@flaffydaffy - I asked because we've already discussed a lot of your points at length
@Triplemove I agree with you. People on this thread are acting like they've never heard of lesbian parents being named on birth certificates before and now they know about it, we need to change everything about how birth certificates work, because the lesbian parents are problematic. It's always been the case that sometimes a man is listed on the BC who isn't biologically the father but there was no thread about how awful that is. Even on this thread, nobody is proposing any solution to that problem e.g. compulsory DNA testing at birth. Why not, if it's not lesbian parents that are the problem?
Meloni banning unmarried lesbians from being named on the birth certificate (the same as the U.K. only of course same sex marriage is legal here whereas it isn't there) has sparked a debate around the wider issues around birth certificates. They're issues which have been debated for years within the donor conception community. It's honestly quite refreshing to be having a wider discussion about this as generally people aren't that interested! It's unfortunate that some lesbian parents feel like they're in the firing line. It's absolutely true that the vast majority of DC children are born to het couples.
With donor conception, the donor is anonymous until the child is 16 and gets their name, and 18 when they get their contact details.The child already has the legal right to that information once they are an adult. What could change on the birth certificate other than "Father: Anonymous Donor" and what possible benefit would that have? It doesn't add anything that the child doesn't already have access to.
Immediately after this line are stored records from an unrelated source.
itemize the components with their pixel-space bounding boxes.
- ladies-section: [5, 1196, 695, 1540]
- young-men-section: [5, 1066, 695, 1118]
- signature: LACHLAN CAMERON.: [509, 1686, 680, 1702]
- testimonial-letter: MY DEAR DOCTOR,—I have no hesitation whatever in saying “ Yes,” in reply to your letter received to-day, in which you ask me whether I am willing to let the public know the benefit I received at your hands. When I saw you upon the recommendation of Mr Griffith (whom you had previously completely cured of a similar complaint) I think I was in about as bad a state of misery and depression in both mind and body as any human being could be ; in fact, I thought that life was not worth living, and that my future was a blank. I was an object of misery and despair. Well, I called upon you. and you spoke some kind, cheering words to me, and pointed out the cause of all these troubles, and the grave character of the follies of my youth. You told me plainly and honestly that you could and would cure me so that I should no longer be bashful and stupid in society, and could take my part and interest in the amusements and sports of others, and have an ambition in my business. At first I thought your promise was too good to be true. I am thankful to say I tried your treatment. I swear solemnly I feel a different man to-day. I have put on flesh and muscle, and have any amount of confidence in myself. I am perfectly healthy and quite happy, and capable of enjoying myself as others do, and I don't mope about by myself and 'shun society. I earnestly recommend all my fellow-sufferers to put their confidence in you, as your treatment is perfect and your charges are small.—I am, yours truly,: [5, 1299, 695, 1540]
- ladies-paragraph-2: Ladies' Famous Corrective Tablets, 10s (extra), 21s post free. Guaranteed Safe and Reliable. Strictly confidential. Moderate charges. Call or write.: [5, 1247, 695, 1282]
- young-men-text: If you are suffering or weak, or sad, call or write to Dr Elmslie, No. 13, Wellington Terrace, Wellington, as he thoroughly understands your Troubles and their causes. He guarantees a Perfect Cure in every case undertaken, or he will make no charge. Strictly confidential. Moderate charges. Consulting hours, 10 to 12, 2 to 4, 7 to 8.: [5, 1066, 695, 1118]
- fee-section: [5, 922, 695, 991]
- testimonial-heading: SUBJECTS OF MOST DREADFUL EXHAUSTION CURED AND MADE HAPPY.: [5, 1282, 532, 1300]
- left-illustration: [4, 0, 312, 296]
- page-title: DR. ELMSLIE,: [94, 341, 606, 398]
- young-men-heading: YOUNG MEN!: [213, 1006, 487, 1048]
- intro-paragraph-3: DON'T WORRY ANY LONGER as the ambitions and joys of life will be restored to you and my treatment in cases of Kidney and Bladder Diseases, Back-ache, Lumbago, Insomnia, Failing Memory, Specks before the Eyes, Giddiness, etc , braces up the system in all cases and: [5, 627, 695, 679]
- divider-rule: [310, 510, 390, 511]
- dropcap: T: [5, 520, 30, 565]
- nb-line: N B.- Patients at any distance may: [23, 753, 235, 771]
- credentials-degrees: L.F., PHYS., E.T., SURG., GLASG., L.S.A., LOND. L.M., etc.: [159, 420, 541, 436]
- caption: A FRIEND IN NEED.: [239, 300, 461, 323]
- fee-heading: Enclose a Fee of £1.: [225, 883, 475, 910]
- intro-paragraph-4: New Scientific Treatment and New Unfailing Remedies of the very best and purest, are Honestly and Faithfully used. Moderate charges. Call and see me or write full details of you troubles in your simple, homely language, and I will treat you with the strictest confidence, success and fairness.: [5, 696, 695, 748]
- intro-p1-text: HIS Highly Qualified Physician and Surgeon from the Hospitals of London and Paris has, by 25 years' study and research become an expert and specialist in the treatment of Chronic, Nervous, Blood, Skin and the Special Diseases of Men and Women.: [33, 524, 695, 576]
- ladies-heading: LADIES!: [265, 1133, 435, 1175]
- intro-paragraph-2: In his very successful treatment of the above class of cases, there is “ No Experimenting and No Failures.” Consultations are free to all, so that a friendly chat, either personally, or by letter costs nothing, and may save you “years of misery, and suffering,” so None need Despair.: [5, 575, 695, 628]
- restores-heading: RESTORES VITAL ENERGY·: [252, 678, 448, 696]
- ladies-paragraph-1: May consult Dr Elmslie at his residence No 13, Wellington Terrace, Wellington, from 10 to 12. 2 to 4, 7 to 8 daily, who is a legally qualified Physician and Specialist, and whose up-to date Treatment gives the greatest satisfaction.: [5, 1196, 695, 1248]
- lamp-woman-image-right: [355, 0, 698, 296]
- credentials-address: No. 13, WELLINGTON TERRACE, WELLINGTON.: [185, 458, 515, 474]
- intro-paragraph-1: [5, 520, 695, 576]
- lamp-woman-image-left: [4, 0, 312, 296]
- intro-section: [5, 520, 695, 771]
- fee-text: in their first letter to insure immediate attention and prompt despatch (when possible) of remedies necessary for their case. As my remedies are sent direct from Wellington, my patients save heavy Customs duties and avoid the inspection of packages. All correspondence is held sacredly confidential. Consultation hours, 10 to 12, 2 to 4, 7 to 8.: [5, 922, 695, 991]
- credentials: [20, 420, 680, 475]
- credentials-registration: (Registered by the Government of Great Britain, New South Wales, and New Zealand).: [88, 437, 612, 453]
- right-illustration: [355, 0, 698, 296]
Not true. The child receives no information about their donor until they are 18 and then only if their mother (am using mother as all children have a mother listed on their BCs) has chosen to stay in the U.K. for fertility treatment. AND assuming their mother has chosen to tell them. There is no legal obligation. Both my donor conceived son and the donor conceived adult in this thread have said they would like to have that information recorded on their birth certificate.
And for lesbian parents having to adopt their child, would you also want a father to have to do that too if he is not the biological father? Without compulsory DNA testing that would have to be a totally optional thing, as the dad could still go on the birth certificate without the adoption process. And that gives a disadvantage to lesbians that men don't have.
If people are married/in a civil partnership, then both parents should be named on the birth certificate as they are now without adoption. I don't think that should change. If a lesbian couple are unmarried, they have to go through a fairly lengthy process which I think is fair enough. It's a massive deal to have parental responsibility!
Not all parents tell their children they used donor gametes and that is monstrous in my opinion and not in the best interests of the child. As is choosing to use anonymous gametes. Heterosexual couples can obviously do this more easily than lesbian couples where it's fairly obvious that someone else was involved in conception.